Futbol böyle bir şey; Emenike ve Sow’un kaçırdıklarıyla, Emenike’nin attığı golü yan yana getirdiğinizde anlaşılmazlığı daha da artıyor.
Belki de futbol
Beşiktaş çok iyi başladığı karşılaşmada belki de kazanabileceği maçtan bir puana razı olarak ayrıldı.
Çok iyi başladı; Veli’nin Olcay’a attığı güzel ara pası Olcay bekletmeksizin ve aynı incelikte Mustafa Pektemek’e aktarınca golü de buldu. Bu golle morallenen ve daha da iyi oynayan siyah beyazlılar başka goller de atabileceğinin sinyallerini verdi.
Ancak karşılaşmanın hakemi öyle bir penaltı yorumu yaptı ki bir anda Beşiktaşlı genç oyuncuların bütün oyun konsantrasyonu bozuldu.
Peşinden Atiba’nın refleksiyle gelen ikinci penaltı ile kelimenin tam anlamıyla dağıldılar.
Oyunun bu bölümlerinde kenarda sakin kalarak takımı toparlaması beklenen Bilic oyuncularından önce kontrolü yitirip panikleyince ortaya acemi bir takım görüntüsü çıktı. Bilic bu şekilde devam edemez.
İşte bu bölümde Rizespor’un net baskılı oyununu izledik ve görüntüye göre de Beşiktaş’ın maçı kazanması zora girmişti.
İkinci devre Atiba, Gökhan’ın güzel pası ile sağdan sıfır çizgisinden kale sahasına çıkardığı topla Mustafa Pektemek’e ikinci golün asistini yaparak penaltıdaki hatasını affettirse de bu galibiyeti getirecek bir şeye dönüşmedi.
Beşiktaş gençliğin verdiği tecrübesizlikle çok çabuk oyunda
Yekta’nın oyundan çıkıp, Umut’un girdiği an maçta 76. Dakika oynanıyordu. Drogba çıkarken de 89. Mancini belli ki bu 13 dakika boyunca karşılaşmayı kazanmayı düşünüyordu; ancak kalan 1+7 dakikada eşitliğe razı olmuştu sanki.

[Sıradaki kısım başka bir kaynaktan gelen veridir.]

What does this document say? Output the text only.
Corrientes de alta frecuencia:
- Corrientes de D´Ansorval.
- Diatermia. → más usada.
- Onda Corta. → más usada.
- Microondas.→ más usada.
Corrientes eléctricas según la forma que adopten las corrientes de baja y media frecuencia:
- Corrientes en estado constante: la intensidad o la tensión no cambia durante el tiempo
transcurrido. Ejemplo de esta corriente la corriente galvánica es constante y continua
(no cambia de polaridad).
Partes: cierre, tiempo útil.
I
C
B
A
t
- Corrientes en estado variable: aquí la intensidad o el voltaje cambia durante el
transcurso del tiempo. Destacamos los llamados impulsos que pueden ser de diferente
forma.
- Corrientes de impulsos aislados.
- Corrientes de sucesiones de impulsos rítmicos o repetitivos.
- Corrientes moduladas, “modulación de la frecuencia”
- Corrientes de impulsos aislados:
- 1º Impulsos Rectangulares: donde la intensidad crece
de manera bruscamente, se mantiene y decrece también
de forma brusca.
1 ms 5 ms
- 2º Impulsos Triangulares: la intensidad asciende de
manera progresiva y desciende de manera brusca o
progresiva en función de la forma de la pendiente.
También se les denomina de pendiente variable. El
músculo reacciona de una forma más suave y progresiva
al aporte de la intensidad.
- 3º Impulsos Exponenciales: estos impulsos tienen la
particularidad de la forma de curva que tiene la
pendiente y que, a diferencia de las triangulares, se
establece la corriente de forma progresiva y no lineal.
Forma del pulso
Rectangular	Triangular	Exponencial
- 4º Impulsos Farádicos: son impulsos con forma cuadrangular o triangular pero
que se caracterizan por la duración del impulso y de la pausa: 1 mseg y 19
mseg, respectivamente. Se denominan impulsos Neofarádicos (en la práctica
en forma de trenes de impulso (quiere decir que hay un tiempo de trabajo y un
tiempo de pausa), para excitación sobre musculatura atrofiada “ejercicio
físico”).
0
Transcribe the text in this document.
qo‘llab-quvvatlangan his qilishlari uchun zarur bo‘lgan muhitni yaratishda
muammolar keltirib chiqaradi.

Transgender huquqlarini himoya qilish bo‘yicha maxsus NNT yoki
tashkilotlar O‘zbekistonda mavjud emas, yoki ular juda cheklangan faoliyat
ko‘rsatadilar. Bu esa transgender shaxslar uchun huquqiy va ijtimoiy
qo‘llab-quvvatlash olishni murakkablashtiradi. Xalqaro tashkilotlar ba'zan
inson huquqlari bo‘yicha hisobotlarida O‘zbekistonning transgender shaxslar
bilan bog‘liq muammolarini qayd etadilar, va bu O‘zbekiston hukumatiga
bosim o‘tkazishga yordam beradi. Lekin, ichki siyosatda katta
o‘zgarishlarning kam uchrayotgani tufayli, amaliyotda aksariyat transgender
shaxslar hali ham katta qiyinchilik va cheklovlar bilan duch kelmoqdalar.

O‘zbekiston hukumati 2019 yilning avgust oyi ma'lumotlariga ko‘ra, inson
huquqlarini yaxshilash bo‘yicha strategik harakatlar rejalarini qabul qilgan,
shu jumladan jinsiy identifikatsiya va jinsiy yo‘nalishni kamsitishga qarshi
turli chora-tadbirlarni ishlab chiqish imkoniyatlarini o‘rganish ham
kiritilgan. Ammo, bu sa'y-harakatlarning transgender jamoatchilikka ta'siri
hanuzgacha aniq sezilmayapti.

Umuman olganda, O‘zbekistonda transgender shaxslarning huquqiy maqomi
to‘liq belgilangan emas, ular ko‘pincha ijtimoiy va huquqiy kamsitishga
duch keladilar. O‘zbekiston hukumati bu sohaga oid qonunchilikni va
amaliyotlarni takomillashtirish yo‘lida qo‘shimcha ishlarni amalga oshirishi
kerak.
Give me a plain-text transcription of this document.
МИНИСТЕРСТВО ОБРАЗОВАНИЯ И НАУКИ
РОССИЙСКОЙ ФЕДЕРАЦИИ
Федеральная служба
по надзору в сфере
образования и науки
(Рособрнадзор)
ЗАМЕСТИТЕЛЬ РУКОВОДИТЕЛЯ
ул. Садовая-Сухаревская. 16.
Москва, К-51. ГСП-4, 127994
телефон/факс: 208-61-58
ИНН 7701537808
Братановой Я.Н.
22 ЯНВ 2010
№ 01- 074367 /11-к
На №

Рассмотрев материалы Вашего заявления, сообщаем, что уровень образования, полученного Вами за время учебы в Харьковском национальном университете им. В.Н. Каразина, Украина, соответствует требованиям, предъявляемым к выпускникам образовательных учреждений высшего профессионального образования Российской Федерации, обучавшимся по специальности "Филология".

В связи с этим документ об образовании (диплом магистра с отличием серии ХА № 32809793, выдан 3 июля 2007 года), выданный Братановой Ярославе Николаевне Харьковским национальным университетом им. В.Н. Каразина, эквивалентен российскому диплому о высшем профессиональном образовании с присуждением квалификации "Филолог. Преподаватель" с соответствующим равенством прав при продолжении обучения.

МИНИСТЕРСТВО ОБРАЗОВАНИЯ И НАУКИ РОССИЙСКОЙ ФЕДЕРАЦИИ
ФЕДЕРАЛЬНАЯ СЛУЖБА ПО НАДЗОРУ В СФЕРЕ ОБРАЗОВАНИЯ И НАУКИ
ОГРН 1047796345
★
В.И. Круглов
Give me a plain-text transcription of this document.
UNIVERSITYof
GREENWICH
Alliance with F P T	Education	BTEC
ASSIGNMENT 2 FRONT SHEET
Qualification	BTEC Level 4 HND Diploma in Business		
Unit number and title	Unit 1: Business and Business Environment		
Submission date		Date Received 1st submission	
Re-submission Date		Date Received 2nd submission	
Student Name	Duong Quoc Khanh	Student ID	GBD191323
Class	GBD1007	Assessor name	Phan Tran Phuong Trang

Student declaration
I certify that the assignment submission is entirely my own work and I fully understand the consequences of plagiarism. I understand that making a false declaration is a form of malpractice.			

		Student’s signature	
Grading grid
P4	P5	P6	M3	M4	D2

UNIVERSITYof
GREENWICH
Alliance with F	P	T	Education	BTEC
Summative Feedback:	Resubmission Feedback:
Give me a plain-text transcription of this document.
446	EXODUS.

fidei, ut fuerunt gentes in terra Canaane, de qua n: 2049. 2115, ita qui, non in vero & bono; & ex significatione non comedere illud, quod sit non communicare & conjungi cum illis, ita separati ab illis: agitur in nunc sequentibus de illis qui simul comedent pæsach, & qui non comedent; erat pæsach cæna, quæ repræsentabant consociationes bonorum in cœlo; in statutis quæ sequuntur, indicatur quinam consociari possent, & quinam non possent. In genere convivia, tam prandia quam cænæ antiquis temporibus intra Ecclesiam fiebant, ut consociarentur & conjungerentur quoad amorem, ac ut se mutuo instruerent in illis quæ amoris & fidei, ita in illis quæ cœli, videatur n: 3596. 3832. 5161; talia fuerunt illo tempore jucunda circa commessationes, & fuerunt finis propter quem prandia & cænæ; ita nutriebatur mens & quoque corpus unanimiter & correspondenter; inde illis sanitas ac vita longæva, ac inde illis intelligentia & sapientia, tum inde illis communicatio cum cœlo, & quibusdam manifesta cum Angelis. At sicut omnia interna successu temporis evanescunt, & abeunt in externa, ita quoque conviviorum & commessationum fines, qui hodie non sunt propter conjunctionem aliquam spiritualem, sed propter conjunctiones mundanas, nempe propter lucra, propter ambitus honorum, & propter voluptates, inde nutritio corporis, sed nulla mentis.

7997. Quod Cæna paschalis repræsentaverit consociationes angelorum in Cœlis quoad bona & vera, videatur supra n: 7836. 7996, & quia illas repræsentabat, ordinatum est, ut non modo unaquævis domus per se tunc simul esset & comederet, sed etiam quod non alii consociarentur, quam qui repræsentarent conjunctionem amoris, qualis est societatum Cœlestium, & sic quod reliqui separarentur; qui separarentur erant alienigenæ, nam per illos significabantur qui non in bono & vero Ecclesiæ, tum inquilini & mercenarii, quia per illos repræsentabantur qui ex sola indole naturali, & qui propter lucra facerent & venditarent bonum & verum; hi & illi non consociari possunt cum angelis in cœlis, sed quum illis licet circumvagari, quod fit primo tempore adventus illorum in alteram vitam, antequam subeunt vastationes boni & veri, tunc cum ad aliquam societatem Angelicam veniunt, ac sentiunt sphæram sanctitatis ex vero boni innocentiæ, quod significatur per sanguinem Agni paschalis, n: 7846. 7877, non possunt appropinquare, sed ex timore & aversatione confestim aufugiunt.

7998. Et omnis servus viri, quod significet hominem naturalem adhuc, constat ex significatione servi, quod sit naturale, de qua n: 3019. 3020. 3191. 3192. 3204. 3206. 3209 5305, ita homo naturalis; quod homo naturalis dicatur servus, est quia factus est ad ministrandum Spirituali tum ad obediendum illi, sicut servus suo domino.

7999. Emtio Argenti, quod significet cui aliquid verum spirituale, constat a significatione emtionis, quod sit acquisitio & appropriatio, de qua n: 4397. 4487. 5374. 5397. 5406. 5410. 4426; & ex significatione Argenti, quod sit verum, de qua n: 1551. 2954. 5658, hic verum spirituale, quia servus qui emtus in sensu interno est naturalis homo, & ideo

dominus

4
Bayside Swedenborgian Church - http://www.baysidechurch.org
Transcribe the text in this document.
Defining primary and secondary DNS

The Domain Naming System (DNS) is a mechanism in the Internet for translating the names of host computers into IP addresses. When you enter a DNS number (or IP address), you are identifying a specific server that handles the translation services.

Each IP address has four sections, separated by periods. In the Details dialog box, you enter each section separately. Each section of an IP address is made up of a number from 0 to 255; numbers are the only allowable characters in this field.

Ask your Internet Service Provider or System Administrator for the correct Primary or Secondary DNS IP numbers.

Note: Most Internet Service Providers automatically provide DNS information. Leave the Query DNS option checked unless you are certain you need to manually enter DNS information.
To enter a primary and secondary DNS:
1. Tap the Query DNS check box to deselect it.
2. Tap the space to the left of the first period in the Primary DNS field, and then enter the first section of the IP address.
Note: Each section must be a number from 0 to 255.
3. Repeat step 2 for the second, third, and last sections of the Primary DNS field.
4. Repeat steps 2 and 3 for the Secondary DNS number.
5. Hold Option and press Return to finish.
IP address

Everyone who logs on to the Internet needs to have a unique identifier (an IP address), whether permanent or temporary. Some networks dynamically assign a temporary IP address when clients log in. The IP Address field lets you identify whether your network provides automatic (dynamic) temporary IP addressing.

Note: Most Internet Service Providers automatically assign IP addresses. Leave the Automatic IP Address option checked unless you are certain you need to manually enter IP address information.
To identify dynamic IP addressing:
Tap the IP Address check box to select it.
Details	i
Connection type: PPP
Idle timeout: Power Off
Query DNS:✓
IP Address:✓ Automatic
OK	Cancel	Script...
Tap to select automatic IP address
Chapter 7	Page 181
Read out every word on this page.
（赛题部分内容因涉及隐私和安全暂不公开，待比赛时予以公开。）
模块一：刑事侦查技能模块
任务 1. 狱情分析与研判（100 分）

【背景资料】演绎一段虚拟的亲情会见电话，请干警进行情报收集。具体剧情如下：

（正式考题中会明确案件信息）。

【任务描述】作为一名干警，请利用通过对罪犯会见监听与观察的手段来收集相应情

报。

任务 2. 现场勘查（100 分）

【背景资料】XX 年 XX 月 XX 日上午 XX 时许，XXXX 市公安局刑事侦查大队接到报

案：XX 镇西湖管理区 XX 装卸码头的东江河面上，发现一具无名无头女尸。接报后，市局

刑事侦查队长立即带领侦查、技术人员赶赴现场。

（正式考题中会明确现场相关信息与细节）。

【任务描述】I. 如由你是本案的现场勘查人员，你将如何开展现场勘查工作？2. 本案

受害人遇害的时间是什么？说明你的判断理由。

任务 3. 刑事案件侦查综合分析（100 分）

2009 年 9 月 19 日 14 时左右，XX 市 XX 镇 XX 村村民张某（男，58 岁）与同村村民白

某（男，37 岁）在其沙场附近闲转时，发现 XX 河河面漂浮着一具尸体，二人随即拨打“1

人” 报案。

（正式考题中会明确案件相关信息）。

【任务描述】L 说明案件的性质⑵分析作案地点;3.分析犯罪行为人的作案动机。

Galatasaray’ın Rize’de kaleyi bulan isabetli şut sayısı dörttü. Oysa İstanbul’da Akhisar kalesine 14 top göndermiş, bunun on tanesi çerçeveyi bulup altısı da içeri girmişti.
Kuşkusuz Galatasaray’ın karşılaştığı takımların oyun yapılarındaki farklar da belirleyici olmakla birlikte Mancini’nin taktiksel kurgusunda iç saha-dış saha farkı hissedilir derecede arttı.
Geçtiğimiz hafta Akhisar’ın sağ ve sol kanatları boş kalmış, bu bölgeye soldan sızan Telles ve Sneijder zaten sonucu belirleyen oyuncular olmuştu.
Oysa Tolunay Kafkas öncelikle kendi sağına önlem aldı burada bu iki oyuncunun etkinliğini azalttı.
Sol tarafta da tedbirleri hissediliyordu ancak zaten Galatasaray Sabri’nin oynadığı yerden gelecek hali de yok gibiydi.
İshak ve Erkan burada fazlasıyla rahatsız edici ve tehditkârdı.
Karabükspor Drogba ve Burak’ı da sürekli sırtı dönük oynamaya zorlayınca bu iki oyuncu sık sık orta alana gelip top alma ihtiyacı hissetti.